It’s scarcely surprising for California’s correctional system to be hard-up for cash. Most voters are resistant to spending much money on offenders, and politicians know that. When I served as a legal counsel to the Iowa legislature in the late 90’s, I heard then-director Kip Kautzky of the Department of Corrections describe his agency’s budget request as a multi-million dollar “incursion into other needs.”
One would think, however, that California’s car culture would somehow survive the budgetary pressures. Just think of all the vintage pop songs set on those famous freeways — “Ventura Highway,” for example, by a group calling itself America (1972).

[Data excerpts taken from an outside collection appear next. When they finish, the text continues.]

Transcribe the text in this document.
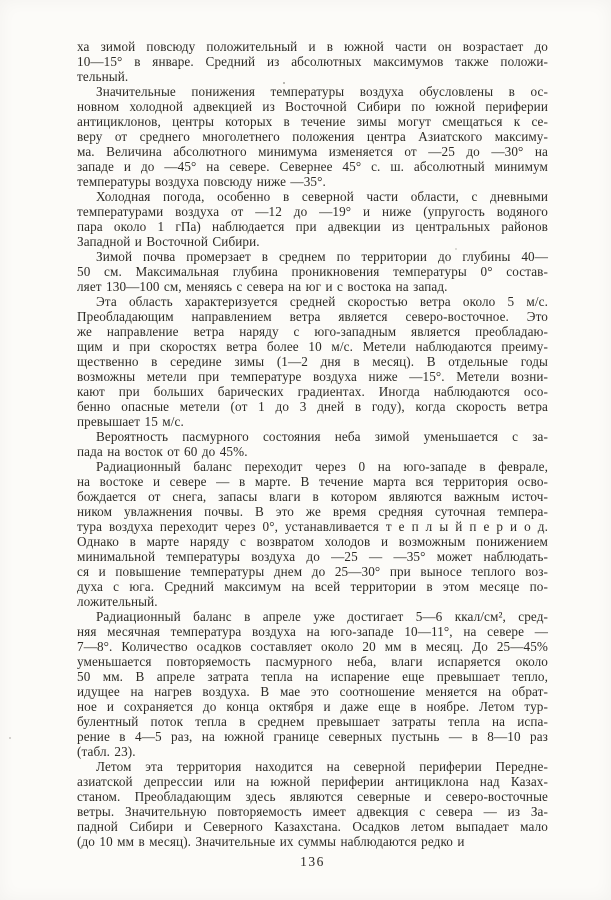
ха зимой повсюду положительный и в южной части он возрастает до
10—15° в январе. Средний из абсолютных максимумов также положи-
тельный.
Значительные понижения температуры воздуха обусловлены в ос-
новном холодной адвекцией из Восточной Сибири по южной периферии
антициклонов, центры которых в течение зимы могут смещаться к се-
веру от среднего многолетнего положения центра Азиатского максиму-
ма. Величина абсолютного минимума изменяется от —25 до —30° на
западе и до —45° на севере. Севернее 45° с. ш. абсолютный минимум
температуры воздуха повсюду ниже —35°.
Холодная погода, особенно в северной части области, с дневными
температурами воздуха от —12 до —19° и ниже (упругость водяного
пара около 1 гПа) наблюдается при адвекции из центральных районов
Западной и Восточной Сибири.
Зимой почва промерзает в среднем по территории до глубины 40—
50 см. Максимальная глубина проникновения температуры 0° состав-
ляет 130—100 см, меняясь с севера на юг и с востока на запад.
Эта область характеризуется средней скоростью ветра около 5 м/с.
Преобладающим направлением ветра является северо-восточное. Это
же направление ветра наряду с юго-западным является преобладаю-
щим и при скоростях ветра более 10 м/с. Метели наблюдаются преиму-
щественно в середине зимы (1—2 дня в месяц). В отдельные годы
возможны метели при температуре воздуха ниже —15°. Метели возни-
кают при больших барических градиентах. Иногда наблюдаются осо-
бенно опасные метели (от 1 до 3 дней в году), когда скорость ветра
превышает 15 м/с.
Вероятность пасмурного состояния неба зимой уменьшается с за-
пада на восток от 60 до 45%.
Радиационный баланс переходит через 0 на юго-западе в феврале,
на востоке и севере — в марте. В течение марта вся территория осво-
бождается от снега, запасы влаги в котором являются важным источ-
ником увлажнения почвы. В это же время средняя суточная темпера-
тура воздуха переходит через 0°, устанавливается т е п л ы й п е р и о д.
Однако в марте наряду с возвратом холодов и возможным понижением
минимальной температуры воздуха до —25 — —35° может наблюдать-
ся и повышение температуры днем до 25—30° при выносе теплого воз-
духа с юга. Средний максимум на всей территории в этом месяце по-
ложительный.
Радиационный баланс в апреле уже достигает 5—6 ккал/см², сред-
няя месячная температура воздуха на юго-западе 10—11°, на севере —
7—8°. Количество осадков составляет около 20 мм в месяц. До 25—45%
уменьшается повторяемость пасмурного неба, влаги испаряется около
50 мм. В апреле затрата тепла на испарение еще превышает тепло,
идущее на нагрев воздуха. В мае это соотношение меняется на обрат-
ное и сохраняется до конца октября и даже еще в ноябре. Летом тур-
булентный поток тепла в среднем превышает затраты тепла на испа-
рение в 4—5 раз, на южной границе северных пустынь — в 8—10 раз
(табл. 23).
Летом эта территория находится на северной периферии Передне-
азиатской депрессии или на южной периферии антициклона над Казах-
станом. Преобладающим здесь являются северные и северо-восточные
ветры. Значительную повторяемость имеет адвекция с севера — из За-
падной Сибири и Северного Казахстана. Осадков летом выпадает мало
(до 10 мм в месяц). Значительные их суммы наблюдаются редко и
136
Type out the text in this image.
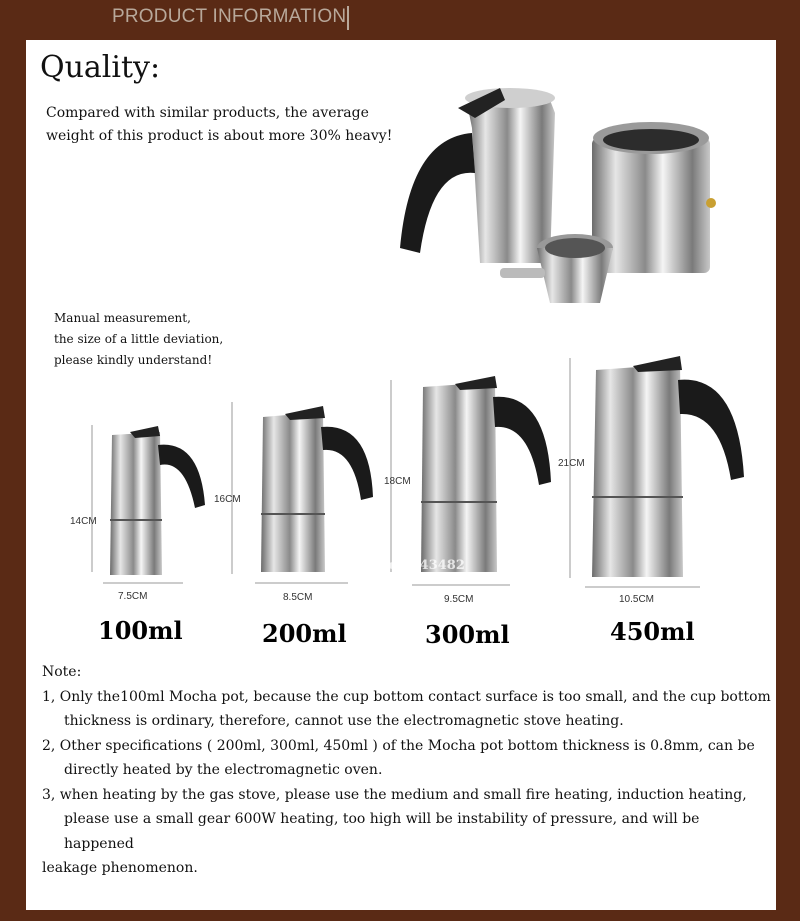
PRODUCT INFORMATION
Quality:
Compared with similar products, the average
weight of this product is about more 30% heavy!
Manual measurement,
the size of a little deviation,
please kindly understand!
14CM
16CM
18CM
21CM
7.5CM	8.5CM	9.5CM	10.5CM
Store No.1543482
100ml	200ml	300ml	450ml

Note:

1, Only the100ml Mocha pot, because the cup bottom contact surface is too small, and the cup bottom

thickness is ordinary, therefore, cannot use the electromagnetic stove heating.

2, Other specifications ( 200ml, 300ml, 450ml ) of the Mocha pot bottom thickness is 0.8mm, can be

directly heated by the electromagnetic oven.

3, when heating by the gas stove, please use the medium and small fire heating, induction heating,

please use a small gear 600W heating, too high will be instability of pressure, and will be happened

leakage phenomenon.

Well, that was all before Proposition 13, which limited property taxes, passed in 1978. The Golden State has been on a precipitous financial descent for years. The toll has been cumulative and relentless, like a progressive disease. Fun, fun in the sun, yes, as the Beach Boys crooned — but now financial realities are, to a great degree, metaphorically taking the T-bird away. If you have one, you can still drive it, but be prepared for a gauntlet of potholes.
NPR reported today on a study rating California as next-to-last among the states in the quality of its pavement, and dead last in road quality in urban areas. It’s not only cars that are affected, either. In San Francisco, bicycle riders’ organizations have taken to using chalk to mark out potholes in the pavement.
Is this what it’s like to live in a developing country — what used to be called, before the Cold War ended, the Third World?